To what extent can one gene (or a handful of them) affect a phylogeny? This paper suggest that even in very large data matrices the resolution of some branches can rely on tiny subsets of data. They show this to be the case in several contentious nodes of plant, animal and fungi data matrices and suggest a framework for quantifying the phylogenetic signal in such difficult cases.
They also think that humans are more closely related to sponges than ctenophores, which is cool.
Darwin, 9th of May, 10.00. Blueberry pie to compensate the phylogeny topic.
Phylogenomic studies have resolved countless branches of the tree of life, but remain strongly contradictory on certain, contentious relationships. Here, we use a maximum likelihood framework to quantify the distribution of phylogenetic signal among genes and sites for 17 contentious branches and 6 well-established control branches in plant, animal and fungal phylogenomic data matrices.

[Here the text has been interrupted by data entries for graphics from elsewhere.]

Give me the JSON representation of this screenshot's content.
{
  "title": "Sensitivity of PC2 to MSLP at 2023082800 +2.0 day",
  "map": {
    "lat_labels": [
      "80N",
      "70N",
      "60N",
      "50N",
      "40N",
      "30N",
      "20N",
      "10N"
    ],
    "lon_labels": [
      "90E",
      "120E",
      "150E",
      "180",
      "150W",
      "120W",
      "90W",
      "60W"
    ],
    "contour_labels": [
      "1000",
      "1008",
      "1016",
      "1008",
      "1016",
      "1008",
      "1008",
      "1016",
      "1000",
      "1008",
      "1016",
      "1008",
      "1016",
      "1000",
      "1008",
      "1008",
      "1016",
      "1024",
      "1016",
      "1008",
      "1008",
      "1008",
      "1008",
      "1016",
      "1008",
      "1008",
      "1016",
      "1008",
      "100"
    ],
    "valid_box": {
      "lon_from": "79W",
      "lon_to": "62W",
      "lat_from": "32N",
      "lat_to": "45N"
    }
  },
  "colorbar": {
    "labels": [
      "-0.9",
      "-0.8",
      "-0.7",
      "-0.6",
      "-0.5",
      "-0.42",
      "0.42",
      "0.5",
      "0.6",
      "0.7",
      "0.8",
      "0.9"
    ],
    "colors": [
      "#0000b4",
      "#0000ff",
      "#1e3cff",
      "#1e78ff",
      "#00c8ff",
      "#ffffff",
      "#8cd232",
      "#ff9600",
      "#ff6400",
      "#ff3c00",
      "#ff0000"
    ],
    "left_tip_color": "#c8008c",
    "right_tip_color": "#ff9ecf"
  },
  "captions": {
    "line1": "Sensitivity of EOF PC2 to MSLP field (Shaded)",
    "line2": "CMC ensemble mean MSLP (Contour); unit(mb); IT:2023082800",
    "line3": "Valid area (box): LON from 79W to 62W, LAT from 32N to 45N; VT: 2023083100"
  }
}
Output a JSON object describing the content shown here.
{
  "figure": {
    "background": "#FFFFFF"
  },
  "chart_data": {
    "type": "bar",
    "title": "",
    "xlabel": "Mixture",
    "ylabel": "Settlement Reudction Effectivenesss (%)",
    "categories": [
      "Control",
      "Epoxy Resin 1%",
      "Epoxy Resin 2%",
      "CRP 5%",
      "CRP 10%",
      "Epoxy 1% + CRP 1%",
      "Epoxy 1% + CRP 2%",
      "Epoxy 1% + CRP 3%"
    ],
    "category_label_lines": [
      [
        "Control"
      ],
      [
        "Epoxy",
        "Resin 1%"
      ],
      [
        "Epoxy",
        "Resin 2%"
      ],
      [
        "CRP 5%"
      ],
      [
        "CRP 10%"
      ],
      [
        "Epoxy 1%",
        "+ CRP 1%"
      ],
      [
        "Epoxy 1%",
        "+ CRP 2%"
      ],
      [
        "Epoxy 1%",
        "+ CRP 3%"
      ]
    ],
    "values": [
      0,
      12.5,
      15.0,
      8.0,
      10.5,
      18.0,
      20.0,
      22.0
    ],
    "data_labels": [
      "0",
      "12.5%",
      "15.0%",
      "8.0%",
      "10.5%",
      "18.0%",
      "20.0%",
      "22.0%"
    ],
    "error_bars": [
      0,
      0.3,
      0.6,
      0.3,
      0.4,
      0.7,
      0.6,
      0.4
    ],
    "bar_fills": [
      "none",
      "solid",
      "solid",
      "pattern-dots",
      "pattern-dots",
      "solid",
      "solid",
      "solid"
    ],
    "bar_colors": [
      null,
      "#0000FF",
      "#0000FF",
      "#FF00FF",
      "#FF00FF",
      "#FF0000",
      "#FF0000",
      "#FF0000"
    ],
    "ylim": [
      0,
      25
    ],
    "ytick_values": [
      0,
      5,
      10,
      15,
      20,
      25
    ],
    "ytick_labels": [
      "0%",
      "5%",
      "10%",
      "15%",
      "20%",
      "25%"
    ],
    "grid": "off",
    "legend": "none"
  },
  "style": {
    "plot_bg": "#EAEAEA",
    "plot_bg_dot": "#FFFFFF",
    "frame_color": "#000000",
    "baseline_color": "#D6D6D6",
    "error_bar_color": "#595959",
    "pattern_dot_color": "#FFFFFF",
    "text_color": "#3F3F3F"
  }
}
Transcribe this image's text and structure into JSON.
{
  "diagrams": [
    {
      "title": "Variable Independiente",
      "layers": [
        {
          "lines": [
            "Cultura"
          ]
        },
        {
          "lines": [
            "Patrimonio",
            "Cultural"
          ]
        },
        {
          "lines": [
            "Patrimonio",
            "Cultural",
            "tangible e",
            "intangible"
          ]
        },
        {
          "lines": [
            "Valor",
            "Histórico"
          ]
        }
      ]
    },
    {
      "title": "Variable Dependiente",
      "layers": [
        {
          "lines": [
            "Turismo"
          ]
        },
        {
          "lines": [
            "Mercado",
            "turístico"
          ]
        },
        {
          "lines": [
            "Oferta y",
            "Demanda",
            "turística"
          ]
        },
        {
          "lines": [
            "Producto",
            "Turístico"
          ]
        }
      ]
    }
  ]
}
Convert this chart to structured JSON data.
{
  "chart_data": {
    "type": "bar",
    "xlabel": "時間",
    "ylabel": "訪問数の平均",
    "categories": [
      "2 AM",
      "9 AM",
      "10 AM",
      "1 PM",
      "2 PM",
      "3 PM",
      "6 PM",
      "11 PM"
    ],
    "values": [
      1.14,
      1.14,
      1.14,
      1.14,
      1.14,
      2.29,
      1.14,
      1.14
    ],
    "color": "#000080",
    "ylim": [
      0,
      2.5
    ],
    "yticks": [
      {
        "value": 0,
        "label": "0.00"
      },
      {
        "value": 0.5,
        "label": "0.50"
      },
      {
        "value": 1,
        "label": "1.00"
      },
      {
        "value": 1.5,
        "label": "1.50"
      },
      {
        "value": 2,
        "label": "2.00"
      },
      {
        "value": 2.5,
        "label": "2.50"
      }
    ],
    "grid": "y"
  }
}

We find that resolution in some of these 17 branches rests on a single gene or a few sites, and that removal of a single gene in concatenation analyses or a single site from every gene in coalescence-based analyses diminishes support and can alter the inferred topology. These results suggest that tiny subsets of very large data matrices drive the resolution of specific internodes, providing a dissection of the distribution of support and observed incongruence in phylogenomic analyses. We submit that quantifying the distribution of phylogenetic signal in phylogenomic data is essential for evaluating whether branches, especially contentious ones, are truly resolved. Finally, we offer one detailed example of such an evaluation for the controversy regarding the earliest-branching metazoan phylum, for which examination of the distributions of gene-wise and site-wise phylogenetic signal across eight data matrices consistently supports ctenophores as the sister group to all other metazoans.